Table of Contents
What is symmetric and antisymmetric tensors?
Antisymmetric and symmetric tensors A tensor A that is antisymmetric on indices and has the property that the contraction with a tensor B that is symmetric on indices and. is identically 0.
Is the cross product a tensor?
A cross product is a vector, therefore it’s a tensor. To a physicist it’s particularly an object which transforms tensorially under changes of coordinates, ie, with one copy of the coordinate transformation matrix per index.
Are tensor products symmetric?
The category of vector spaces with tensor product is an example of a symmetric monoidal category. The universal-property definition of a tensor product is valid in more categories than just the category of vector spaces.
What is the difference between antisymmetric and symmetric relations?
A symmetric relation can work both ways between two different things, whereas an antisymmetric relation imposes an order. A symmetric relation can work both ways between two different things, whereas an antisymmetric relation imposes an order.
What does the tensor product represent?
The tensor product of both vector spaces V = VI ⊗ VII is the vector space V of the overall system. If the dimensions of VI and VII are given by dim(VI) = nI and dim(VII) = nII, the dimension of V is given by the product dim(V) = nInII. The tensor product is linear in both factors.
What does tensor product represent?
Tensor product of graded vector spaces[edit] Some vector spaces can be decomposed into direct sums of subspaces. In such cases, the tensor product of two spaces can be decomposed into sums of products of the subspaces (in analogy to the way that multiplication distributes over addition).
What is the difference between tensor product and outer product?
In linear algebra, the outer product of two coordinate vectors is a matrix. More generally, given two tensors (multidimensional arrays of numbers), their outer product is a tensor. The outer product of tensors is also referred to as their tensor product, and can be used to define the tensor algebra.
Is the totally antisymmetric tensor a pseudo-tensor?
Presumably, if the opposite were true then cross products etc. would be defined according to a left-hand rule, and would, therefore, take minus their conventional values. The totally antisymmetric tensor is the prototype pseudo-tensor, and is, of course, conventionally defined with respect to a right-handed spatial coordinate system.
What is the difference between parity inversion and totally antisymmetric tensor?
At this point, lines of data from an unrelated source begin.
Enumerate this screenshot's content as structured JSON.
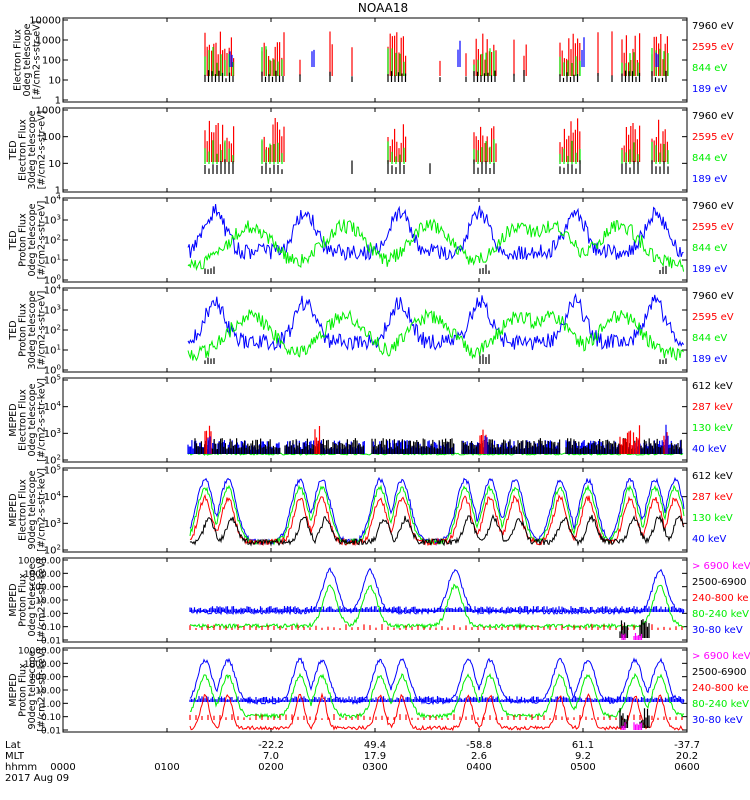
{
  "title": "NOAA18",
  "date": "2017 Aug 09",
  "colors": {
    "black": "#000000",
    "red": "#ff0000",
    "green": "#00ee00",
    "blue": "#0000ff",
    "magenta": "#ff00ff"
  },
  "footer": {
    "row_labels": [
      "Lat",
      "MLT",
      "hhmm"
    ],
    "columns": [
      {
        "hhmm": "0000",
        "mlt": "",
        "lat": ""
      },
      {
        "hhmm": "0100",
        "mlt": "",
        "lat": ""
      },
      {
        "hhmm": "0200",
        "mlt": "7.0",
        "lat": "-22.2"
      },
      {
        "hhmm": "0300",
        "mlt": "17.9",
        "lat": "49.4"
      },
      {
        "hhmm": "0400",
        "mlt": "2.6",
        "lat": "-58.8"
      },
      {
        "hhmm": "0500",
        "mlt": "9.2",
        "lat": "61.1"
      },
      {
        "hhmm": "0600",
        "mlt": "20.2",
        "lat": "-37.7"
      }
    ]
  },
  "chart_data": [
    {
      "type": "line",
      "ylabel": [
        "Electron Flux",
        "0deg telescope",
        "[#/cm2-s-str-eV]"
      ],
      "scale": "log",
      "ylim": [
        1,
        10000
      ],
      "yticks": [
        "1",
        "10",
        "100",
        "1000",
        "10000"
      ],
      "x_range": [
        "0000",
        "0600"
      ],
      "legend": [
        {
          "text": "7960 eV",
          "color": "black"
        },
        {
          "text": "2595 eV",
          "color": "red"
        },
        {
          "text": "844 eV",
          "color": "green"
        },
        {
          "text": "189 eV",
          "color": "blue"
        }
      ],
      "series": [
        {
          "name": "7960 eV",
          "color": "black",
          "values": []
        },
        {
          "name": "2595 eV",
          "color": "red",
          "values": []
        },
        {
          "name": "844 eV",
          "color": "green",
          "values": []
        },
        {
          "name": "189 eV",
          "color": "blue",
          "values": []
        }
      ]
    },
    {
      "type": "line",
      "ylabel": [
        "TED",
        "Electron Flux",
        "30deg telescope",
        "[#/cm2-s-str-eV]"
      ],
      "scale": "log",
      "ylim": [
        1,
        1000
      ],
      "yticks": [
        "1",
        "10",
        "100",
        "1000"
      ],
      "legend": [
        {
          "text": "7960 eV",
          "color": "black"
        },
        {
          "text": "2595 eV",
          "color": "red"
        },
        {
          "text": "844 eV",
          "color": "green"
        },
        {
          "text": "189 eV",
          "color": "blue"
        }
      ],
      "series": []
    },
    {
      "type": "line",
      "ylabel": [
        "TED",
        "Proton Flux",
        "0deg telescope",
        "[#/cm2-s-str-eV]"
      ],
      "scale": "log",
      "ylim": [
        1,
        10000
      ],
      "yticks": [
        "10^0",
        "10^1",
        "10^2",
        "10^3",
        "10^4"
      ],
      "legend": [
        {
          "text": "7960 eV",
          "color": "black"
        },
        {
          "text": "2595 eV",
          "color": "red"
        },
        {
          "text": "844 eV",
          "color": "green"
        },
        {
          "text": "189 eV",
          "color": "blue"
        }
      ],
      "series": []
    },
    {
      "type": "line",
      "ylabel": [
        "TED",
        "Proton Flux",
        "30deg telescope",
        "[#/cm2-s-str-eV]"
      ],
      "scale": "log",
      "ylim": [
        1,
        10000
      ],
      "yticks": [
        "10^0",
        "10^1",
        "10^2",
        "10^3",
        "10^4"
      ],
      "legend": [
        {
          "text": "7960 eV",
          "color": "black"
        },
        {
          "text": "2595 eV",
          "color": "red"
        },
        {
          "text": "844 eV",
          "color": "green"
        },
        {
          "text": "189 eV",
          "color": "blue"
        }
      ],
      "series": []
    },
    {
      "type": "line",
      "ylabel": [
        "MEPED",
        "Electron Flux",
        "0deg telescope",
        "[#/cm2-s-str-keV]"
      ],
      "scale": "log",
      "ylim": [
        100,
        100000
      ],
      "yticks": [
        "10^2",
        "10^3",
        "10^4",
        "10^5"
      ],
      "legend": [
        {
          "text": "612 keV",
          "color": "black"
        },
        {
          "text": "287 keV",
          "color": "red"
        },
        {
          "text": "130 keV",
          "color": "green"
        },
        {
          "text": "40 keV",
          "color": "blue"
        }
      ],
      "series": []
    },
    {
      "type": "line",
      "ylabel": [
        "MEPED",
        "Electron Flux",
        "90deg telescope",
        "[#/cm2-s-str-keV]"
      ],
      "scale": "log",
      "ylim": [
        100,
        100000
      ],
      "yticks": [
        "10^2",
        "10^3",
        "10^4",
        "10^5"
      ],
      "legend": [
        {
          "text": "612 keV",
          "color": "black"
        },
        {
          "text": "287 keV",
          "color": "red"
        },
        {
          "text": "130 keV",
          "color": "green"
        },
        {
          "text": "40 keV",
          "color": "blue"
        }
      ],
      "series": []
    },
    {
      "type": "line",
      "ylabel": [
        "MEPED",
        "Proton Flux",
        "0deg telescope",
        "[#/cm2-s-str-keV]"
      ],
      "scale": "log",
      "ylim": [
        0.01,
        10000
      ],
      "yticks": [
        "0.01",
        "0.10",
        "1.00",
        "10.00",
        "100.00",
        "1000.00",
        "10000.00"
      ],
      "legend": [
        {
          "text": "> 6900 keV",
          "color": "magenta"
        },
        {
          "text": "2500-6900",
          "color": "black"
        },
        {
          "text": "240-800 ke",
          "color": "red"
        },
        {
          "text": "80-240 keV",
          "color": "green"
        },
        {
          "text": "30-80 keV",
          "color": "blue"
        }
      ],
      "series": []
    },
    {
      "type": "line",
      "ylabel": [
        "MEPED",
        "Proton Flux",
        "90deg telescope",
        "[#/cm2-s-str-keV]"
      ],
      "scale": "log",
      "ylim": [
        0.01,
        10000
      ],
      "yticks": [
        "0.01",
        "0.10",
        "1.00",
        "10.00",
        "100.00",
        "1000.00",
        "10000.00"
      ],
      "legend": [
        {
          "text": "> 6900 keV",
          "color": "magenta"
        },
        {
          "text": "2500-6900",
          "color": "black"
        },
        {
          "text": "240-800 ke",
          "color": "red"
        },
        {
          "text": "80-240 keV",
          "color": "green"
        },
        {
          "text": "30-80 keV",
          "color": "blue"
        }
      ],
      "series": []
    }
  ]
}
The totally antisymmetric tensor is the prototype pseudo-tensor, and is, of course, conventionally defined with respect to a right-handed spatial coordinate system. A parity inversion converts left into right, and vice versa, and, thereby, effectively swaps left- and right-handed conventions.
What is an antisymmetric contraction?
A tensor A that is antisymmetric on indices i and j has the property that the contraction with a tensor B that is symmetric on indices i and j is identically 0. (antisymmetric part). Similar definitions can be given for other pairs of indices.
Why is the cross product of two vectors not a vector?
It is therefore actually something different from a vector. We call it an axial vector. It turns out this this type of cross productof vectors can only be treated as a vector in three dimensions. In reality it is an antisymmetric tensor. Since there are only three independent numbers in this tensor, it can be cast as a vector.